Five cities, two MLS expansion opportunities; let’s rank the contestants
The race for MLS expansion slots is always fluid, and the darn thing can swing mightily on very little notice.
But for now there seem to be five cities in the running to become MLS clubs Nos. 23 and 24.
In reality, it seems that Atlanta has a big lead on the field, which means there is probably, realistically, just one opening. Not only is Atlanta the largest TV market not currently represented in MLS, the ownership group has ample financial heft, and this MLS push into the American southeast still seems to have legs.
Based on Don Garber’s latest public thoughts, gathered during Thursday’s conference call as the MLS commissioner went over the Chivas USA transfer, and also based on no small amount of guesswork and conjecture, here’s what it looks like in terms of chances, best to worst:
1. Atlanta: MLS owners seem bullish on this one – and ultimately, it’s the owners making big decisions, not necessarily Garber and other league suits in New York. Atlanta’s efforts are all about Atlanta Falcons owner Arthur Blank and his plans for a domed stadium downtown. (Yes, another dome, which probably means more artificial turf. Sigh.)

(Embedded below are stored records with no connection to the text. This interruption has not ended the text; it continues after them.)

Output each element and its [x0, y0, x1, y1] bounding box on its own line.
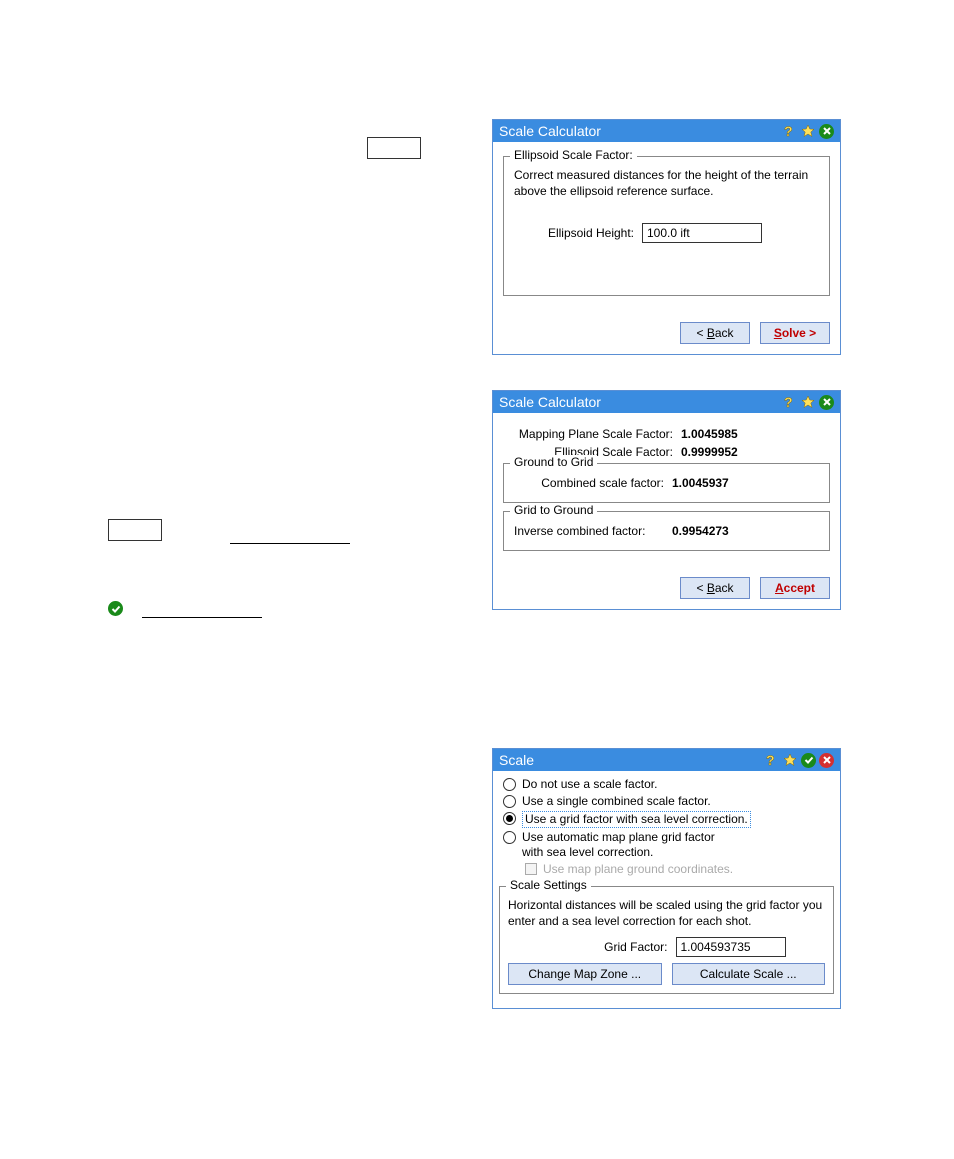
settings-description: Horizontal distances will be scaled usin… [508, 897, 825, 929]
grid-to-ground-group: Grid to Ground Inverse combined factor: … [503, 511, 830, 551]
close-icon[interactable] [819, 395, 834, 410]
radio-label: Use a grid factor with sea level correct… [522, 811, 751, 828]
float-underline-1 [230, 543, 350, 544]
radio-label: Use automatic map plane grid factor with… [522, 830, 715, 860]
grid-factor-input[interactable] [676, 937, 786, 957]
close-icon[interactable] [819, 753, 834, 768]
mapping-plane-value: 1.0045985 [681, 427, 738, 441]
checkbox-icon [525, 863, 537, 875]
checkbox-label: Use map plane ground coordinates. [543, 862, 733, 876]
back-button[interactable]: < Back [680, 322, 750, 344]
group-legend: Grid to Ground [510, 503, 597, 517]
radio-single-combined[interactable]: Use a single combined scale factor. [495, 794, 838, 809]
group-legend: Scale Settings [506, 878, 591, 892]
radio-label: Do not use a scale factor. [522, 777, 657, 792]
inverse-factor-value: 0.9954273 [672, 524, 729, 538]
radio-label: Use a single combined scale factor. [522, 794, 711, 809]
radio-icon [503, 778, 516, 791]
star-icon[interactable] [800, 123, 816, 139]
svg-text:?: ? [784, 395, 793, 409]
star-icon[interactable] [782, 752, 798, 768]
combined-factor-value: 1.0045937 [672, 476, 729, 490]
float-box-1 [367, 137, 421, 159]
float-check-icon [108, 601, 123, 617]
titlebar-text: Scale Calculator [499, 123, 781, 139]
float-underline-2 [142, 617, 262, 618]
radio-icon [503, 831, 516, 844]
description-text: Correct measured distances for the heigh… [514, 167, 819, 199]
svg-text:?: ? [766, 753, 775, 767]
titlebar: Scale ? [493, 749, 840, 771]
accept-icon[interactable] [801, 753, 816, 768]
radio-icon [503, 795, 516, 808]
ellipsoid-factor-value: 0.9999952 [681, 445, 738, 459]
titlebar: Scale Calculator ? [493, 391, 840, 413]
star-icon[interactable] [800, 394, 816, 410]
accept-button[interactable]: Accept [760, 577, 830, 599]
grid-factor-label: Grid Factor: [548, 940, 668, 954]
radio-label-line2: with sea level correction. [522, 845, 653, 859]
help-icon[interactable]: ? [781, 123, 797, 139]
help-icon[interactable]: ? [781, 394, 797, 410]
titlebar-text: Scale Calculator [499, 394, 781, 410]
scale-settings-group: Scale Settings Horizontal distances will… [499, 886, 834, 994]
close-icon[interactable] [819, 124, 834, 139]
radio-no-scale[interactable]: Do not use a scale factor. [495, 777, 838, 792]
change-map-zone-button[interactable]: Change Map Zone ... [508, 963, 662, 985]
radio-auto-map-plane[interactable]: Use automatic map plane grid factor with… [495, 830, 838, 860]
ellipsoid-height-input[interactable] [642, 223, 762, 243]
calculate-scale-button[interactable]: Calculate Scale ... [672, 963, 826, 985]
solve-button[interactable]: Solve > [760, 322, 830, 344]
scale-calculator-dialog-1: Scale Calculator ? Ellipsoid Scale Facto… [492, 119, 841, 355]
svg-text:?: ? [784, 124, 793, 138]
checkbox-ground-coords: Use map plane ground coordinates. [525, 862, 838, 876]
titlebar: Scale Calculator ? [493, 120, 840, 142]
help-icon[interactable]: ? [763, 752, 779, 768]
radio-label-line1: Use automatic map plane grid factor [522, 830, 715, 844]
combined-factor-label: Combined scale factor: [514, 476, 664, 490]
ellipsoid-scale-factor-group: Ellipsoid Scale Factor: Correct measured… [503, 156, 830, 296]
ellipsoid-height-label: Ellipsoid Height: [534, 226, 634, 240]
mapping-plane-label: Mapping Plane Scale Factor: [503, 427, 673, 441]
radio-icon [503, 812, 516, 825]
check-icon [108, 601, 123, 616]
group-legend: Ellipsoid Scale Factor: [510, 148, 637, 162]
radio-grid-factor-sealevel[interactable]: Use a grid factor with sea level correct… [495, 811, 838, 828]
back-button[interactable]: < Back [680, 577, 750, 599]
scale-dialog: Scale ? Do not use a scale factor. Use a… [492, 748, 841, 1009]
group-legend: Ground to Grid [510, 455, 597, 469]
float-box-2 [108, 519, 162, 541]
scale-calculator-dialog-2: Scale Calculator ? Mapping Plane Scale F… [492, 390, 841, 610]
titlebar-text: Scale [499, 752, 763, 768]
ground-to-grid-group: Ground to Grid Combined scale factor: 1.… [503, 463, 830, 503]
inverse-factor-label: Inverse combined factor: [514, 524, 664, 538]
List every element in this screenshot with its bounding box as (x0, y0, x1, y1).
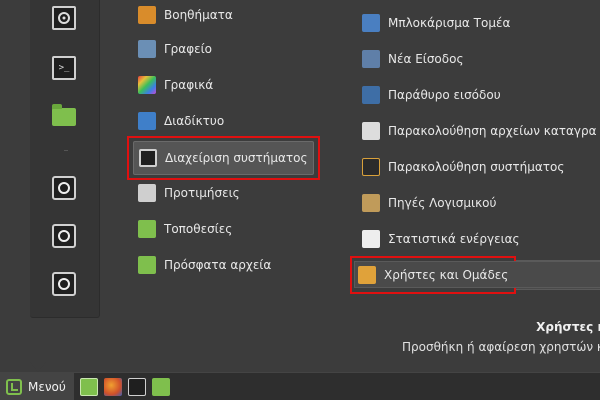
log-viewer-icon (362, 122, 380, 140)
firefox-icon[interactable] (103, 377, 122, 396)
files-icon[interactable] (151, 377, 170, 396)
home-folder-icon[interactable] (52, 104, 78, 128)
app-label: Παράθυρο εισόδου (388, 88, 501, 102)
app-label: Χρήστες και Ομάδες (384, 268, 509, 282)
menu-button-label: Μενού (28, 379, 66, 394)
category-recent-files[interactable]: Πρόσφατα αρχεία (128, 250, 318, 280)
category-places[interactable]: Τοποθεσίες (128, 214, 318, 244)
app-label: Νέα Είσοδος (388, 52, 464, 66)
menu-button[interactable]: Μενού (0, 372, 74, 400)
administration-icon (139, 149, 157, 167)
category-office[interactable]: Γραφείο (128, 34, 318, 64)
category-preferences[interactable]: Προτιμήσεις (128, 178, 318, 208)
category-label: Γραφείο (164, 42, 213, 56)
app-log-viewer[interactable]: Παρακολούθηση αρχείων καταγρα (356, 116, 600, 146)
application-menu: >_ Βοηθήματα Γραφείο Γραφικά Διαδίκτυο Δ… (0, 0, 600, 372)
app-description-text: Προσθήκη ή αφαίρεση χρηστών κ (402, 340, 600, 354)
taskbar: Μενού (0, 372, 600, 400)
category-graphics[interactable]: Γραφικά (128, 70, 318, 100)
category-label: Διαδίκτυο (164, 114, 225, 128)
app-label: Στατιστικά ενέργειας (388, 232, 520, 246)
app-label: Παρακολούθηση συστήματος (388, 160, 565, 174)
app-label: Μπλοκάρισμα Τομέα (388, 16, 511, 30)
app-label: Πηγές Λογισμικού (388, 196, 497, 210)
app-users-groups[interactable]: Χρήστες και Ομάδες (350, 256, 600, 294)
logout-icon[interactable] (52, 224, 78, 248)
app-label: Παρακολούθηση αρχείων καταγρα (388, 124, 597, 138)
category-accessories[interactable]: Βοηθήματα (128, 0, 318, 30)
show-desktop-icon[interactable] (79, 377, 98, 396)
internet-icon (138, 112, 156, 130)
software-sources-icon (362, 194, 380, 212)
system-monitor-icon (362, 158, 380, 176)
favorites-divider (64, 150, 68, 151)
menu-pointer (30, 362, 46, 372)
accessories-icon (138, 6, 156, 24)
new-login-icon (362, 50, 380, 68)
shutdown-icon[interactable] (52, 272, 78, 296)
users-groups-icon (358, 266, 376, 284)
places-icon (138, 220, 156, 238)
system-settings-icon[interactable] (52, 6, 78, 30)
category-label: Γραφικά (164, 78, 214, 92)
category-label: Βοηθήματα (164, 8, 233, 22)
office-icon (138, 40, 156, 58)
mint-logo-icon (6, 378, 22, 395)
category-administration[interactable]: Διαχείριση συστήματος (127, 136, 320, 180)
category-label: Πρόσφατα αρχεία (164, 258, 272, 272)
category-label: Διαχείριση συστήματος (165, 151, 308, 165)
app-new-login[interactable]: Νέα Είσοδος (356, 44, 600, 74)
category-internet[interactable]: Διαδίκτυο (128, 106, 318, 136)
terminal-icon[interactable] (127, 377, 146, 396)
category-label: Τοποθεσίες (164, 222, 233, 236)
domain-blocker-icon (362, 14, 380, 32)
preferences-icon (138, 184, 156, 202)
graphics-icon (138, 76, 156, 94)
app-login-window[interactable]: Παράθυρο εισόδου (356, 80, 600, 110)
app-description-title: Χρήστες κ (536, 320, 600, 334)
terminal-icon[interactable]: >_ (52, 56, 78, 80)
power-statistics-icon (362, 230, 380, 248)
app-power-statistics[interactable]: Στατιστικά ενέργειας (356, 224, 600, 254)
login-window-icon (362, 86, 380, 104)
lock-screen-icon[interactable] (52, 176, 78, 200)
app-software-sources[interactable]: Πηγές Λογισμικού (356, 188, 600, 218)
app-system-monitor[interactable]: Παρακολούθηση συστήματος (356, 152, 600, 182)
favorites-sidebar: >_ (30, 0, 100, 318)
app-domain-blocker[interactable]: Μπλοκάρισμα Τομέα (356, 8, 600, 38)
category-label: Προτιμήσεις (164, 186, 240, 200)
recent-files-icon (138, 256, 156, 274)
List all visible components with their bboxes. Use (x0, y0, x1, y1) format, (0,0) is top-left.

2. Minnesota: There are two potential scenarios here, one similar to Atlanta’s and another to build a soccer ground downtown, near where Major League Baseball’s Twins play. Atlanta (8th) is the largest TV market among this field, but this is the next largest at No. 15.
3. Sacramento: Sacramento’s Republic FC will soon debut in USL Pro, and team officials, along with substantial regional support, are driving aggressively toward a goal of getting promoted to MLS.
4. San Antonio: A third team in Texas might seem unlikely, given the lack of a footprint in other areas of the country. But city officials have worked toward the goal for years and keep gaining traction. A recently opened, 8,000-seat soccer stadium for the San Antonio Scorpions certainly doesn’t hurt.
5. San Diego / St. Louis: Ok, this is cheating. I promised five … and weaseled out with six. Thing is, both are attractive markets, although for different reasons, but neither has a lead on the kind of ownership this thing would take, so it’s all theoretical anyway.